Necesitamos urgentemente recuperar los abrazos, las palabras, los besos las miradas, los silencios elegidos. Es verdad que tenemos a los que resisten con nosotros, entre nuestras cuatro paredes, este confinamiento y que hablamos con ellos y que también lo hacemos por Skype, FaceTime o Houseparty con otros familiares y amigos, pero no es lo mismo. Hasta todo esto empieza a tener ya una pátina artificial. Quiero abrazar ya, no virtualmente, a los míos y a los otros también. Porque debemos recuperar los abrazos extraviados, porque si es verdad lo que oí en cierta ocasión, no sé exactamente a quién, de que cada vez que abrazamos a alguien ganamos un día de vida, tendremos que hacernos a la idea de que nuestra existencia va a ser mucho más corta si esto no se acaba pronto.

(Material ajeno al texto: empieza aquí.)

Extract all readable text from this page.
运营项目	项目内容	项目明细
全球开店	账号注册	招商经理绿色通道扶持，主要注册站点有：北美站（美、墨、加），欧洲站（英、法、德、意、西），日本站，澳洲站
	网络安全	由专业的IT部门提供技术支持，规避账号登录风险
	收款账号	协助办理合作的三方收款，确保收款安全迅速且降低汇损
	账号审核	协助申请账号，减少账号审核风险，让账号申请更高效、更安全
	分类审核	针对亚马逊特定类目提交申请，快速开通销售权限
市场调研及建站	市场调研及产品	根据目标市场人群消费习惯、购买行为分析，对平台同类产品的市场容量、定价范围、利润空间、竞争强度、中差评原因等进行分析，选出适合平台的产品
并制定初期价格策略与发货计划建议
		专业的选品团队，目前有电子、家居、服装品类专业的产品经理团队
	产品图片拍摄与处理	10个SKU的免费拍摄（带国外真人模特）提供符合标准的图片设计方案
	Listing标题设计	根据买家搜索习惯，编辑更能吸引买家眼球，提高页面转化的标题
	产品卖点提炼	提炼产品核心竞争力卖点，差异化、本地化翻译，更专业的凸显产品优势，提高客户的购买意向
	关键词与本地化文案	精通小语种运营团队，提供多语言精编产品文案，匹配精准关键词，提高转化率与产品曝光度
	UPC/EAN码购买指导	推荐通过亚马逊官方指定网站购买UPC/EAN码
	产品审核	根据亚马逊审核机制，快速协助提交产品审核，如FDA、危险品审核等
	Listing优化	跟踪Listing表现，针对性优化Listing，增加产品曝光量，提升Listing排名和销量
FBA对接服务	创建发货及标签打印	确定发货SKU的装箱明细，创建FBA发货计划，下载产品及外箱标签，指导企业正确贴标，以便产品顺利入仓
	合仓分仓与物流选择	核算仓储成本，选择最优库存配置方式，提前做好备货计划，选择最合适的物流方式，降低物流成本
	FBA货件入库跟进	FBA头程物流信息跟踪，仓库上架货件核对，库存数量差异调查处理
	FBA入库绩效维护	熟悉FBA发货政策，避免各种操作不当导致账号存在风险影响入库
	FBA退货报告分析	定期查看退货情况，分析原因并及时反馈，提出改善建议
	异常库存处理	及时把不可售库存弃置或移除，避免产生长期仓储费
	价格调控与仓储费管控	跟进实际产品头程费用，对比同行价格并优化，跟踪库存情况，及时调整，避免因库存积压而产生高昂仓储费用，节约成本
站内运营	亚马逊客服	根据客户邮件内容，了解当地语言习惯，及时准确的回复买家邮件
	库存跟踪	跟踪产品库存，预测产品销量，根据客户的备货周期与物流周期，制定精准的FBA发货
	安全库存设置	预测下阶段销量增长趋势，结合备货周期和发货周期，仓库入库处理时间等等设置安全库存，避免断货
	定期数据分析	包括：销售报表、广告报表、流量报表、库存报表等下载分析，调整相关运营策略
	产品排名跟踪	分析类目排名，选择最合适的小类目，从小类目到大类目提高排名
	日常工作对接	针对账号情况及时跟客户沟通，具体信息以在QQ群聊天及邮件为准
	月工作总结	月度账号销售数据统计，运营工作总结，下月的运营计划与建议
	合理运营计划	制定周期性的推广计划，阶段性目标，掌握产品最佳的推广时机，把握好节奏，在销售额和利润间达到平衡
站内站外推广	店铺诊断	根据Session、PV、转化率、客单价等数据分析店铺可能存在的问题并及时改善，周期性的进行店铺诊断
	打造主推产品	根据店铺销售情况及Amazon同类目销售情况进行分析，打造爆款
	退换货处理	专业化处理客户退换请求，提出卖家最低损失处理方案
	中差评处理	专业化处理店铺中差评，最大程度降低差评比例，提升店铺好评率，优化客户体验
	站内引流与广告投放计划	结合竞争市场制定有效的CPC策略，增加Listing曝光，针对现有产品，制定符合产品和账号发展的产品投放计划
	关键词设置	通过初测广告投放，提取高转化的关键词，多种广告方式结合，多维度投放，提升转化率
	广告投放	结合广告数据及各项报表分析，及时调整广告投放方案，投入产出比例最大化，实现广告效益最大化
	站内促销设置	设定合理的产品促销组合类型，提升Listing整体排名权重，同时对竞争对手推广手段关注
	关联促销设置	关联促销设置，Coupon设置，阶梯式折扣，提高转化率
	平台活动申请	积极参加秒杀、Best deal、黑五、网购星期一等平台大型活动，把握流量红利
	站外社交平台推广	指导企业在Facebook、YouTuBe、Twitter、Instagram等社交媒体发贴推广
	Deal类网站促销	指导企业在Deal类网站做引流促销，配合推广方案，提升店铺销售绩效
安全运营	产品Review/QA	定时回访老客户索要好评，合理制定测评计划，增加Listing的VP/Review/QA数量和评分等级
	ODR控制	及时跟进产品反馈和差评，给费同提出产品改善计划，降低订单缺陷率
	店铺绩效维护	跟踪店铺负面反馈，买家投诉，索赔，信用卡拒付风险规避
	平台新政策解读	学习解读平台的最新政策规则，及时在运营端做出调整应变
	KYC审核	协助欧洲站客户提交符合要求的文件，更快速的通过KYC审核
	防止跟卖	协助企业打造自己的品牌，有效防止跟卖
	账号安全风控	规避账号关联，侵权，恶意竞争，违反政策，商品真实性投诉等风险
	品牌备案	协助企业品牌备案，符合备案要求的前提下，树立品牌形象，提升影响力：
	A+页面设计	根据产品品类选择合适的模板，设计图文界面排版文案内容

Es el roce lo que nos falta. Rozarnos. Tocarnos. Sentirnos. El roce nos hace sentirnos vivos, copartícipes de algo, eslabones enganchados a otros eslabones en esa cadena invisible pero prodigiosa que es la vida. Cuando volvamos a rozarnos será señal inequívoca de que la sangre está volviendo a nuestras venas, de que hemos vuelto a nacer.

Veo con nostalgia las fotos de mis viajes. Especialmente esas en las que los amigos –siempre seis– nos sentábamos en cualquier escalera que viéramos al aire libre. Nada como una escalera para darnos sensación de movimiento, de tránsito, de ir y venir, de subir y bajar. Tenemos fotos en las escaleras de medio mundo y estamos preparados para la otra mitad. Tenemos muchas imágenes más delante de un sinfín de escenarios pero no las recordamos tanto como aquellas que nos hacíamos en cualquier escalón que se cruzara en nuestro camino. Rozándonos, unidos como eslabones, rodilla con espalda. Contentos y felices, yendo y viniendo, ignorantes de que todo es mucho más efímero de lo que imaginamos.

Pronto volveremos a la vida, los que podamos, y aunque ahora nos autoengañemos pensando que todo va a cambiar, que nosotros vamos a cambiar, lo más probable –espero equivocarme– es que sigamos siendo los papanatas que éramos antes de que la fatalidad nos mirara a los ojos. Somos así, demasiado cobardes, acomodaticios, egoístas e indolentes como para preocuparnos de que el cielo se desplome sobre nosotros.